$950
Denomination: 1 Reales
Date: 1723
Mint: Potosi
Weight: 3.27 gm
Reign: Philip V
Assayer: Not Visible
Description: Obverse: Bold Jerusalem cross with deeply struck lions and castles in all four quadrants visible. Reverse: Bold strike on pillar and wave design. Denomination "1" visible. Date of 1723 visible.

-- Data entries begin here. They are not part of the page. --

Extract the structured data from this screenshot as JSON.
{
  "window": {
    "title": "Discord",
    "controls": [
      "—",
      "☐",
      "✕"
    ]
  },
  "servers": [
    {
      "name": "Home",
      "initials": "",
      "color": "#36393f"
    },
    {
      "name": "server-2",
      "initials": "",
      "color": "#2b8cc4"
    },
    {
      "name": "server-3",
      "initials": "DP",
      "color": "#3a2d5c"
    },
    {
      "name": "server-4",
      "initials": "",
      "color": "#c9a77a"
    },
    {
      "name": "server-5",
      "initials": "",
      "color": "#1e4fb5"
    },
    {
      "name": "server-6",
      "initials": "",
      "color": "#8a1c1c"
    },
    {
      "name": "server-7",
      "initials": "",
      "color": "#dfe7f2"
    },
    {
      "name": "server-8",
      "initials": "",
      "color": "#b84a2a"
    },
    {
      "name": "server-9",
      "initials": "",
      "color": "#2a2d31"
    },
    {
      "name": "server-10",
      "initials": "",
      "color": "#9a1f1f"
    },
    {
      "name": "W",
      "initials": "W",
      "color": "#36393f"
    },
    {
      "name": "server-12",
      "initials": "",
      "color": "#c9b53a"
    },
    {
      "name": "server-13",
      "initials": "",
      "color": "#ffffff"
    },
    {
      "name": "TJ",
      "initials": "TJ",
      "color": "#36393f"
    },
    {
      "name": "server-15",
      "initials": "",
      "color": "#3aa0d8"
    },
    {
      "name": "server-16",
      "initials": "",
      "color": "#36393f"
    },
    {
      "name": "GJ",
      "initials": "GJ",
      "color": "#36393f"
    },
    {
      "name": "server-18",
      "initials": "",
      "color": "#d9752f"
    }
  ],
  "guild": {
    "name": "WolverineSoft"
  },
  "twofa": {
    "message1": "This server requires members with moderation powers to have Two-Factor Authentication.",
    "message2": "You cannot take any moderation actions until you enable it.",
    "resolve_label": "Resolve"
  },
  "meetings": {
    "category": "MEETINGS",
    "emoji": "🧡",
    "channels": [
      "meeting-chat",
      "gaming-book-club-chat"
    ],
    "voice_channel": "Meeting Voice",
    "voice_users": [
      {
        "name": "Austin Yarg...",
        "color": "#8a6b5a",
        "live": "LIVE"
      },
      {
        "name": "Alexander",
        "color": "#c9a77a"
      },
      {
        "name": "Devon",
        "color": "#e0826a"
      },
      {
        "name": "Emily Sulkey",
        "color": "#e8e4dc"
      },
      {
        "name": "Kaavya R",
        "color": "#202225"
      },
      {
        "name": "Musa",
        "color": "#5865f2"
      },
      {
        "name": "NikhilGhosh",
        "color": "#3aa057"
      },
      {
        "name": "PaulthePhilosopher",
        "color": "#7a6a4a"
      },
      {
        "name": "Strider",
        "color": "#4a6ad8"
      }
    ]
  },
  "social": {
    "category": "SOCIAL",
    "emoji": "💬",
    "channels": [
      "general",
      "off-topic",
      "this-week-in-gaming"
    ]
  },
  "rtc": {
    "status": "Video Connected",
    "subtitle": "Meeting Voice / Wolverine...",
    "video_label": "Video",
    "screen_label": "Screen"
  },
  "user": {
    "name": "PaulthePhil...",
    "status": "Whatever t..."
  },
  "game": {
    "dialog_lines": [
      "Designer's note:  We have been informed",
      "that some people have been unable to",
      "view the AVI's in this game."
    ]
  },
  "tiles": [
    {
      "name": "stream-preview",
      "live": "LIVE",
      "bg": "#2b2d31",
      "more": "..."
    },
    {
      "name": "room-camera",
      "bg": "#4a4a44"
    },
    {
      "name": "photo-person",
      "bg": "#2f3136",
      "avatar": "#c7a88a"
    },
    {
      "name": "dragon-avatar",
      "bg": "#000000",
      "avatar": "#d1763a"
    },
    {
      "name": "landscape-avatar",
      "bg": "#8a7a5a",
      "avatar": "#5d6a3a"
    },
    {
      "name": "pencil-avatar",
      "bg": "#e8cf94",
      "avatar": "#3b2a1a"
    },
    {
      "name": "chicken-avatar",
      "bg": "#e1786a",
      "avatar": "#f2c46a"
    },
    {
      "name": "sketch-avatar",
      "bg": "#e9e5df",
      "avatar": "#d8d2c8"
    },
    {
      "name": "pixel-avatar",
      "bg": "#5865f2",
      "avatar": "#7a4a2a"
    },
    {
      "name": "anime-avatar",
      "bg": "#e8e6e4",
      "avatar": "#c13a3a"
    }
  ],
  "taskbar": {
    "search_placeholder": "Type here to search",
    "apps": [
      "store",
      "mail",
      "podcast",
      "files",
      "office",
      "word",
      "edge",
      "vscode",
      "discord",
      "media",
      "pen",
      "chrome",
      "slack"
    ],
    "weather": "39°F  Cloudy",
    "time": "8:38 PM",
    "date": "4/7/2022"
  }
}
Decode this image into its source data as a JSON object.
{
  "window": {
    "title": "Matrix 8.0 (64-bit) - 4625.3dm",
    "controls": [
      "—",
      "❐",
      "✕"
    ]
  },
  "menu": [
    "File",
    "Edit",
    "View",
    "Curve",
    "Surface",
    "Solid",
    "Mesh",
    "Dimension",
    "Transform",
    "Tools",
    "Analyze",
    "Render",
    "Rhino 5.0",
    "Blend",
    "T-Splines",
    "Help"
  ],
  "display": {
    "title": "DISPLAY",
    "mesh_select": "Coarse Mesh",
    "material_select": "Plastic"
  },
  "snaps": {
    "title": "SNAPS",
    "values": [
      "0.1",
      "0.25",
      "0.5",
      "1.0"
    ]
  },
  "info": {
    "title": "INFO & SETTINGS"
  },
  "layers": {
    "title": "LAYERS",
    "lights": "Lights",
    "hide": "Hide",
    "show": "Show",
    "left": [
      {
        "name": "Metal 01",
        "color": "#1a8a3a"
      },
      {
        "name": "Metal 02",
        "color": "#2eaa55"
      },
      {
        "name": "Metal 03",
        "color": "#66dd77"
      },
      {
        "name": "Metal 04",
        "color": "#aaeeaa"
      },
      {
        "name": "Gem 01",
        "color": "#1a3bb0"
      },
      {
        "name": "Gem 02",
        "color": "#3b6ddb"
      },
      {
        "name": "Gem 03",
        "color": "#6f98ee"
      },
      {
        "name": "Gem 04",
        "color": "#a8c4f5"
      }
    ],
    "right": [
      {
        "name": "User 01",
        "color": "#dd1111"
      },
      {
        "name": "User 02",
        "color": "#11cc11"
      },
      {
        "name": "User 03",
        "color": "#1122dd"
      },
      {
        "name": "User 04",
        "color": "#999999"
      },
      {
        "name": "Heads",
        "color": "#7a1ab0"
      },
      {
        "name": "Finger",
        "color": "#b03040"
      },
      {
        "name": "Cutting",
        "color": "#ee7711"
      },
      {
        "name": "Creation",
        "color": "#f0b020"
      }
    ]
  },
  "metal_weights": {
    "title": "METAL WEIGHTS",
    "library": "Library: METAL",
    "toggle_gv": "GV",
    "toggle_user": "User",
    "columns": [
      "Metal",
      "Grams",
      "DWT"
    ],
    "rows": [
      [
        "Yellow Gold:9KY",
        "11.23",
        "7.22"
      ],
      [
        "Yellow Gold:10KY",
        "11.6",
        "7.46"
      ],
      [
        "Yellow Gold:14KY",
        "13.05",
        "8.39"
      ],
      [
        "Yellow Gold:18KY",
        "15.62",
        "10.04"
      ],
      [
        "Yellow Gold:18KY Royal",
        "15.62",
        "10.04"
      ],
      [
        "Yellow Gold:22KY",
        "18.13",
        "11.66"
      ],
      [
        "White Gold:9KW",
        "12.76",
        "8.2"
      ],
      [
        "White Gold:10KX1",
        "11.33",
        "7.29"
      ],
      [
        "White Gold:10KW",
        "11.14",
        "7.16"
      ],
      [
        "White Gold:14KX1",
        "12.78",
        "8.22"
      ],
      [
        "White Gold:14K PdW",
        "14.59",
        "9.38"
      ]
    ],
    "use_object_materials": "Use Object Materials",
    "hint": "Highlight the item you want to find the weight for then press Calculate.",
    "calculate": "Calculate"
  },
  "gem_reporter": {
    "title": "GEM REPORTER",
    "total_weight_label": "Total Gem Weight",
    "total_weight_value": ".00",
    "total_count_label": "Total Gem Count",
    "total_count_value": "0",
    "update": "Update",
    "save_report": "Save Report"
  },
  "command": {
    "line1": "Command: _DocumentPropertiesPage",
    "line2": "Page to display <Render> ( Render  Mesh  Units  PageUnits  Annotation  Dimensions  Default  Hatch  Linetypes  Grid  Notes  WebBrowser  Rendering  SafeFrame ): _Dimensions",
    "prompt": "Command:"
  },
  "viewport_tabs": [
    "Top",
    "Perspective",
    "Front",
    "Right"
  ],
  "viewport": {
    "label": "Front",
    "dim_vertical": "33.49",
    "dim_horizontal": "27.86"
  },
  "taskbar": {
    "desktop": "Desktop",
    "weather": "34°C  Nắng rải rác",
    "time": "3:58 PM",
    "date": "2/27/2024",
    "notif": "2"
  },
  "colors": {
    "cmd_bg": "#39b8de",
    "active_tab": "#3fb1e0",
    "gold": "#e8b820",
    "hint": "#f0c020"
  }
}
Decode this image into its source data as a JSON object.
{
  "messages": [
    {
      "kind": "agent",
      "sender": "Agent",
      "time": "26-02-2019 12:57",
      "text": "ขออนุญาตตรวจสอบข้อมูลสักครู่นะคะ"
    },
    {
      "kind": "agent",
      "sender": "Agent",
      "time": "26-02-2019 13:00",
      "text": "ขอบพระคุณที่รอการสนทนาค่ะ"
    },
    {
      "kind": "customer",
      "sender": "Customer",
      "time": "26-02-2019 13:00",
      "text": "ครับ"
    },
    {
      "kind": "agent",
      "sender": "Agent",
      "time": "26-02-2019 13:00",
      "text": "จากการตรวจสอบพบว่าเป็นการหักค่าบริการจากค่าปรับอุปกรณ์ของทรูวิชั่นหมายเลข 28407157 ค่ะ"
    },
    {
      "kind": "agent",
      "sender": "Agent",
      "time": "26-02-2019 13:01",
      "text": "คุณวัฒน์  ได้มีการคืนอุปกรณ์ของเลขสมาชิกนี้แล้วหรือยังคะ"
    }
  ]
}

History: Felipe V (Philip) was King of Spain from November 1700 to January 1724, when he abdicated in favor of his son Louis, and from 6 September 1724, when he assumed the throne again upon his son's death; to his death. Philip was the first member of the House of Bourbon to rule as king of Spain. The sum of his two reigns, 45 years and 21 days, is the longest in modern Spanish history. In 1700 the King Charles II of Spain died childless. His will named the 16-year-old Philip, grandson of Charles' half-sister Maria Theresa of Spain, the first wife of Louis XIV, as his successor. Upon any possible refusal, the crown of Spain would be offered next to Philip's younger brother, the Duke of Berry, then to the Archduke Charles of Austria, later Holy Roman Emperor Charles VI. Philip had the better genealogical claim to the Spanish throne, because his Spanish grandmother and great-grandmother were older than the ancestors of the Archduke Charles of Austria. However, the Austrian branch claimed that Philip's grandmother had renounced the Spanish throne for herself and her descendants as part of her marriage contract. This was countered by the French branch's claim that it was on the basis of a dowry that had never been paid.
Philip helped his Bourbon relatives to make territorial gains in the War of the Polish Succession and the War of the Austrian Succession by re-conquering Naples and Sicily from Austria and Oran from the Ottomans. Finally, at the end of his reign Spanish forces also successfully defended their American territories from a large British invasion during the War of Jenkins' Ear.